Subject: Re: Free will?
But no one has yet presented a mechanism/argument that can account for breaking causality.
I've been trying to communicate an alternative perspective, apparently unsuccessfully so far.
All the myriad of natural events since Event One, plus all our respective wiring resulting from genetics and sthtu, has led us to this moment. What could have changed any of that?
In my view, human experience is more than just rote expression arising from autonomic processes of remembrance and recollection. Beyond sensation of external stimuli, it also includes cognition, anticipation and behavior, all of which are reflected in the evolving content of remembrance and recollection (reference Manlobbi's explication).
Positing a soul only transfers to the problem to something we have no evidence for, because then "how can the soul break causality" is the follow up.

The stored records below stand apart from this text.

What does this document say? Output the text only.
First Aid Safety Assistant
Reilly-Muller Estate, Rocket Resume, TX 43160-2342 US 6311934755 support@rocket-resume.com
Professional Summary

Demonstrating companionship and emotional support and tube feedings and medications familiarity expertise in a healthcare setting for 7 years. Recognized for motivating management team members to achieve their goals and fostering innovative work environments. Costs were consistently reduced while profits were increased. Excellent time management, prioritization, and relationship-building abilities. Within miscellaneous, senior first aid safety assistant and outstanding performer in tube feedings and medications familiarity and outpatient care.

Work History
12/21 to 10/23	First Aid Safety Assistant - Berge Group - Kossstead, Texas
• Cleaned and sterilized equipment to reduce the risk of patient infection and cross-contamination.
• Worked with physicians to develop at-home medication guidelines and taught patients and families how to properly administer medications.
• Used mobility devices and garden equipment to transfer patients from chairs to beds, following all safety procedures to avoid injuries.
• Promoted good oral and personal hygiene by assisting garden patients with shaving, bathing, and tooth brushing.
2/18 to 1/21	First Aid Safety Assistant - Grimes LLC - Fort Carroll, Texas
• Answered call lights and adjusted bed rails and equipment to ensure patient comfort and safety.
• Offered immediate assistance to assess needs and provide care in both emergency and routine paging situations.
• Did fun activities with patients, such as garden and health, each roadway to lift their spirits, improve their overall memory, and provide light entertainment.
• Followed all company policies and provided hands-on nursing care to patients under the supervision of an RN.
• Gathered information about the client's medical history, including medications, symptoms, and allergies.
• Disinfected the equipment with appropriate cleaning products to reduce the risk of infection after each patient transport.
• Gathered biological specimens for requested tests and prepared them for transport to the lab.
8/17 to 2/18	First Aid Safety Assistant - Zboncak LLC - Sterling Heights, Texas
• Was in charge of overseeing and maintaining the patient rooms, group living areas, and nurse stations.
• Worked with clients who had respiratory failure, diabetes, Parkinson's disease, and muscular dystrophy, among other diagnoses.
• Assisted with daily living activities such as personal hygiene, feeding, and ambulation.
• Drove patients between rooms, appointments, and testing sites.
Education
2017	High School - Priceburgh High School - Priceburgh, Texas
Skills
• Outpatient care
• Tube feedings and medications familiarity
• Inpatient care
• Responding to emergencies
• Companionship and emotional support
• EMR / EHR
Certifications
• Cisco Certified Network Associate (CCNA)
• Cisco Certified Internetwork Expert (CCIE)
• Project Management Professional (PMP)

I'm certainly not positing a soul, whatever that may mean. By the way, I was raised as a Catholic, and even attended a high-school seminary followed by a novitiate where saving one's soul was the agenda. I obtained a degree in philosophy from Jesuit-run but largely secular Marquette University. By a few years later I'd dropped my identification with religion, and eventually came to see it, in all its forms, as divisive and counterproductive other than as a venue for socializing. My personal story is obviously anecdotal, but if it argues for anything, it's certainly something other than strict determinism.
I believe the overwhelming tendency to regard ourselves as making choices that influence outcomes — an impression you seem to confirm — is far more credible than its denial.